今日の迷言:2月11日

2015/02/11 13:32


無料で見ることのできる映画で「ホーンブロアー」というのを見ている。これには海の勇者という副題がついている。
これは、帆船でイギリスとフランス、スペインが海の覇を争っていた時代の若きイギリス士官(見習い)の出世物語である。

これがとても面白い。とてもよくできたエンターテイメント作品なのだが、なにがこれほどわたしを惹きつけるか考えてみると、これは、一つには新渡戸稲造の「武士道」につながる精神が作品のいわば、船を中心にした話なのでこう言うが、竜骨になっているからなのだ。

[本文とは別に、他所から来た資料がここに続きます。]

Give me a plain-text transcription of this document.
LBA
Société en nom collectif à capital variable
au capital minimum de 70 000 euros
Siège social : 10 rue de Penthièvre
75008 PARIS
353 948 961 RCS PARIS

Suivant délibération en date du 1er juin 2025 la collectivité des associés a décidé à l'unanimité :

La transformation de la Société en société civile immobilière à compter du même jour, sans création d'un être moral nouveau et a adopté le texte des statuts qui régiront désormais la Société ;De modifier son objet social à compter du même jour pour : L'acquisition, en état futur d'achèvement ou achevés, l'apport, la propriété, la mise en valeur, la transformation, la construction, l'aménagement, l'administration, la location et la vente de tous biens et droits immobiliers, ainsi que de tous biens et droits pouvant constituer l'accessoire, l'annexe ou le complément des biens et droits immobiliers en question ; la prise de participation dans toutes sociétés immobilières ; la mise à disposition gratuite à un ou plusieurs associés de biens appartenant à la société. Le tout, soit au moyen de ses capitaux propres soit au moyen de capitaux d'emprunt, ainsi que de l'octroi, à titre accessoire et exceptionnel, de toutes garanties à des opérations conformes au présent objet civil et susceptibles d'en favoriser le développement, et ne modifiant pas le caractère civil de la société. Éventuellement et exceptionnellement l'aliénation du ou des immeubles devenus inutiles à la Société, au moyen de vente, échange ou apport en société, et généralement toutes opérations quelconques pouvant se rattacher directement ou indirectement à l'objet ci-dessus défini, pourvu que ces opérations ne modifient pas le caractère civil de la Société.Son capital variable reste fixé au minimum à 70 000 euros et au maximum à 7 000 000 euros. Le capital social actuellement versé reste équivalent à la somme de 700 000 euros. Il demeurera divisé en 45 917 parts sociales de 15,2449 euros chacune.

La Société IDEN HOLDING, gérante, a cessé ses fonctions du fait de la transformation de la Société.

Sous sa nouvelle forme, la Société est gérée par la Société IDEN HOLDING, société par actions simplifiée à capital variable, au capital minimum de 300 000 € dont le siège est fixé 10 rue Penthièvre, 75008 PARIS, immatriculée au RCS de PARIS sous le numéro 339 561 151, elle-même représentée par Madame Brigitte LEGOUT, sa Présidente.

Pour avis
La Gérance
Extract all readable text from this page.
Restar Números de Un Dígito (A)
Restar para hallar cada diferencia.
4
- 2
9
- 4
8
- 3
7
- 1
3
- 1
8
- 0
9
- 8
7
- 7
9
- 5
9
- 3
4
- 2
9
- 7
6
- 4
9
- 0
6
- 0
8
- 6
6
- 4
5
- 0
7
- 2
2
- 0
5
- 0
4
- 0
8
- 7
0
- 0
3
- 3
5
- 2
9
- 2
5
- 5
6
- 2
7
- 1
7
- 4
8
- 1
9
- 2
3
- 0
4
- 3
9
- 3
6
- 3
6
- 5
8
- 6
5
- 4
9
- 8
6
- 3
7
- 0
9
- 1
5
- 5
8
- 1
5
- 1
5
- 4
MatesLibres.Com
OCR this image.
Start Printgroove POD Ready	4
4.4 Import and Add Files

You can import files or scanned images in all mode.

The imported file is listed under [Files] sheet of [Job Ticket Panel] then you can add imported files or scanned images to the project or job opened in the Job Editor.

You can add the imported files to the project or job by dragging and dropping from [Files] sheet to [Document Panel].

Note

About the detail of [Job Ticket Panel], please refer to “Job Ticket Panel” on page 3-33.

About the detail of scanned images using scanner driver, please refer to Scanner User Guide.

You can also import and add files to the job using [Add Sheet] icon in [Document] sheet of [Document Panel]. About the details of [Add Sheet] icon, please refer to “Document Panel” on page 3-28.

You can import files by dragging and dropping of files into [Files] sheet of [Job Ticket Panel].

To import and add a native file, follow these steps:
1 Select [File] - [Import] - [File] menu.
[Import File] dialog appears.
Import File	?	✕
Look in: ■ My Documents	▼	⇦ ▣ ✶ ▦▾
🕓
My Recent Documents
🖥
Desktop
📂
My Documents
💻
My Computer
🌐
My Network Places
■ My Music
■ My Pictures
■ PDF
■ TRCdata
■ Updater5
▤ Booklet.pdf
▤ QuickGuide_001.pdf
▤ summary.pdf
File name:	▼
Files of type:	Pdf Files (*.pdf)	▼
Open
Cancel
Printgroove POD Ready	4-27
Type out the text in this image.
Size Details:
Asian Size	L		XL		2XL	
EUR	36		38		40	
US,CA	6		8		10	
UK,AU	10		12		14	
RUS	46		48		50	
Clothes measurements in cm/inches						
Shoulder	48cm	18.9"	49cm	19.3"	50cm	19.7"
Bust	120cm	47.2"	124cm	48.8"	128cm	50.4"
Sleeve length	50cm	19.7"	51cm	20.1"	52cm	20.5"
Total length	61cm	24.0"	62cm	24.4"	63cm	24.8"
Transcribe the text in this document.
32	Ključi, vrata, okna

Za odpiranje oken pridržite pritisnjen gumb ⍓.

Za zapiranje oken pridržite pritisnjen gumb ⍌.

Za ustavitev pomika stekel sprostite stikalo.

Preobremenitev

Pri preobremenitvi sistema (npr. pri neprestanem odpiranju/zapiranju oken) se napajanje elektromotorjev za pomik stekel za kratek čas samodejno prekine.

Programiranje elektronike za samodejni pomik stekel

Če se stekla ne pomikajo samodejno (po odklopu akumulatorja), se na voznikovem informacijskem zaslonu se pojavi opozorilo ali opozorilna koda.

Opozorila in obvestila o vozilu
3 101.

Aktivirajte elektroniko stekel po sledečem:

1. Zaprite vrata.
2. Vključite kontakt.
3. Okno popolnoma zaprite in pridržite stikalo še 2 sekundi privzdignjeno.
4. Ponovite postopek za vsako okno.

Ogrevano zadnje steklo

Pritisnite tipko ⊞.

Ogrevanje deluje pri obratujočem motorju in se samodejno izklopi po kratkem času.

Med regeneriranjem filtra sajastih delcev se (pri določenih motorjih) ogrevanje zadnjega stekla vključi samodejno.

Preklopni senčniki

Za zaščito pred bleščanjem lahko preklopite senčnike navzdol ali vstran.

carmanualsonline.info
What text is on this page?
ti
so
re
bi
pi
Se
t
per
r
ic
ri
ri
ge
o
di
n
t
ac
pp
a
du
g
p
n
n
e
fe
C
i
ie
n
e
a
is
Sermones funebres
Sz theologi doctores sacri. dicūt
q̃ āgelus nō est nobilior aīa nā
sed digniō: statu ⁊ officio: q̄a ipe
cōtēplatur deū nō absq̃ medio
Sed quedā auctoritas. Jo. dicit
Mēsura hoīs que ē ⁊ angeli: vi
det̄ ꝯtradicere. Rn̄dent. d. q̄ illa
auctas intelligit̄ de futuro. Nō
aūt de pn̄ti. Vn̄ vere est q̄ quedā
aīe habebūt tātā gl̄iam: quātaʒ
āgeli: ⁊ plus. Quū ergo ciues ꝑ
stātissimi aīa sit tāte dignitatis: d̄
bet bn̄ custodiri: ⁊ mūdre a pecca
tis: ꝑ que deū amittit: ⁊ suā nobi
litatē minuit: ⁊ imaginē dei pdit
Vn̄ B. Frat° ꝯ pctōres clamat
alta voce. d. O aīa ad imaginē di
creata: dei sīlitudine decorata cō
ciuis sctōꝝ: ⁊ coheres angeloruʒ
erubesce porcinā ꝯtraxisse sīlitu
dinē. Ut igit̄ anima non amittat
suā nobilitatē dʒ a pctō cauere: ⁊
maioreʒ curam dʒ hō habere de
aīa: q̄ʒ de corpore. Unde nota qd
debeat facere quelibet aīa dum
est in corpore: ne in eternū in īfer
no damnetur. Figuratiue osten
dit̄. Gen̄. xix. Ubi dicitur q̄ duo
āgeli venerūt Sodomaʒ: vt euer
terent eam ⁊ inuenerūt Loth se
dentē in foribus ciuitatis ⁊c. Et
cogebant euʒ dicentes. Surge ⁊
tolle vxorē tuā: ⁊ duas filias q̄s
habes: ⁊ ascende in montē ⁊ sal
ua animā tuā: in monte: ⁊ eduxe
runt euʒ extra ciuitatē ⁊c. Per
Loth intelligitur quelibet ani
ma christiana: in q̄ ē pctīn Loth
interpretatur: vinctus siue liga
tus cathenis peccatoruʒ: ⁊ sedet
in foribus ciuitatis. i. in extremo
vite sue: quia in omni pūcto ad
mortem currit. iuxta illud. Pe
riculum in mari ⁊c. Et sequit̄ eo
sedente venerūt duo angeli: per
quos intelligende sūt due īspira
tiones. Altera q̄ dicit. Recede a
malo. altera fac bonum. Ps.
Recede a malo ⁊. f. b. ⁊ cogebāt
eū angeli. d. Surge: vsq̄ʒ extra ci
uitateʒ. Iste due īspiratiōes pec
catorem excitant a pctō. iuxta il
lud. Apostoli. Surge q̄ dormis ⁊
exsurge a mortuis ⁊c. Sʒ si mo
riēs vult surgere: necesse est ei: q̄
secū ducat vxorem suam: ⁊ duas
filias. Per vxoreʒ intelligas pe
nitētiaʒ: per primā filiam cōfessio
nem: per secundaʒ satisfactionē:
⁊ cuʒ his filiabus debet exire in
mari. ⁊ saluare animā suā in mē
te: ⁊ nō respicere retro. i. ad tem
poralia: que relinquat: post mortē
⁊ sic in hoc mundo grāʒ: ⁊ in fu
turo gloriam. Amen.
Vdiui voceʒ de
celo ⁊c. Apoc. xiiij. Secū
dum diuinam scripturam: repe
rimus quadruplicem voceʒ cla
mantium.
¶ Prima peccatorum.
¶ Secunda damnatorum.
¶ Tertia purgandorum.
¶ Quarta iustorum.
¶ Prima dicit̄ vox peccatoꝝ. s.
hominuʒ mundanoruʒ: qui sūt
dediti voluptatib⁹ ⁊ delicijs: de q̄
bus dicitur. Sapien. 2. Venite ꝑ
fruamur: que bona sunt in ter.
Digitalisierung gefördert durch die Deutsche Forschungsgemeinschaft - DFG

今回、第三回目のタイトルは「侯爵夫人と悪魔」というもので、主人公ホーンブロワ―は敵の虜囚となってしまうのだが・・・という話である。
ある島で囚われの身となった彼は、冷静に脱出のチャンスを待つ。そしてついにその機会が訪れるが・・・。詳細は当然ながら割愛する。ただで見せてもらっている恩義?に反するからである。
いや、その恩義を感じ約束を決して破らないという信義をホーンブロワ―という若き士官候補生は、自らを犠牲にしても決して忘れない、という話なのである。

では、このような信義というものは、果たしてどのような場面で見られるものであろうか、と考えるとき、これはもう極限の、戦争のような状況以外にはあり得ない。

なぜなら、ごく普通の平和な生活の中では、たとえば腹が減って死にそうだったが、あいにく今日は財布を家に忘れてきてコンビニで弁当も買えない、というときに友人なり会社の同僚が千円貸してくれたので助かった、と言っても、それをとても恩義に感じる者はいないであろうし、それに報いるに彼の好きな煙草を一箱付けて千円返したとしても信義とは言わないであろう。

わたしたちが信義という言葉に美を感じるとき、それは映画が見せてくれるような究極の状態においてである。そのようなときにこそ、本当に美しい人間の真性が現れるはずだからである。

以下は、ジョン・ラスキンの言葉である。

戦争はあらゆる技術の基礎であると私の言う時、それは同時に人間のあらゆる高き徳と能力の基礎であることを意味しているのである。この発見は私にとって頗る奇異であり、かつ頗る怖ろしいのであるが、しかしそれがまったく否定し難き事実であることを私は知った。簡単に言えば、全ての偉大なる国民は、彼らの言の真理と思想の力を戦争において学んだこと、戦争において涵養せられ平和によって浪費せられたこと、戦争によって教えられ平和によって欺かれたこと、戦争によって訓練せられ平和によって裏切られたこと、要するに戦争の中に生まれ平和の中に死んだのであることを、私は見出したのである。

ホーンブロワ―はHorn blowerで、これは主人公ホレーショーの名字なのだが、直訳すればラッパ吹き、ほら吹きとでもなってしまいそうで、これが少し気になる。